Los ojos de Biel se abrieron como brasas encendidas.
—¡¿Alguien me durmió?! ¡¿Por qué?! ¡¿Quién fue?!
Monsfil ladeó la cabeza, con una mueca tumba.
—Lo hizo Adalcácer. Uno de los Ocho Males de Molpiur. Es el portador del Sueño Eterno. Ellos estaban tramando algo... pero gracias a Kael, fue expulsado de tu mente. Sus aviones fueron destruidos. No creo que interfieran de nuevo... al menos no por ahora.
Biel bajó la cabeza, sus puños apretados con furia contenida.
—Entonces... debo encargarse de él y los otros Males... pero ahora no es el momento. Domia está atacando a Lunarys. Tengo que regresar. ¡No puedo perder tiempo!
Monsfil avanzando con una sombra de aprobación.
—Bien dicho. Ellos pueden esperar. Domia es la prioridad. Tus amigos te necesitan. La batalla ha comenzado y tú... eres la clave para cambiar el destino de este mundo.
Biel levantó la mirada, sus ojos ahora como carbones ardientes.
—Gracias por tu poder, Monsfil... y por tus enseñanzas.
El Rey Demonio sonó, y por un instante, en ese rostro marcado por la destrucción, hubo un destello de ternura.
—No tienes que agradecerme. Eres mi sucesor, portador de mi herencia. Si alguien puede desafiar a Domia... eres tú.
Biel dio un paso al frente, y las sombras de su subconsciente comenzaron a disiparse como niebla ante el amanecer.
—Entonces... yo voy.
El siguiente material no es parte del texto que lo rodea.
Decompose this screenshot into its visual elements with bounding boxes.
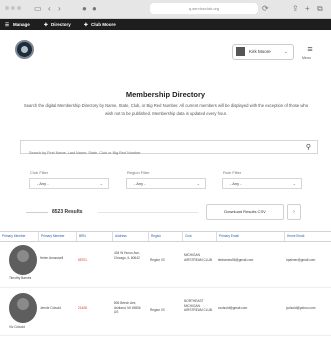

Tengo que despertar. ¡Mis amigos me esperan!
Monsfil asintió solemnemente.
—Cuídate, joven... y haz temblar la tierra con tu regreso.
Un vendaval de luz envolvió a Biel mientras su cuerpo desaparecía de ese mundo interior. El sueño había terminado. El guerrero despertaba.
Y con su despertar, el campo de batalla volvería a arder.
En la tienda de antigüedades, todos los excompañeros se pusieron de pie. Las pantallas comenzaron a titilar, como si anunciaran la llegada de un cometa imposible de detener.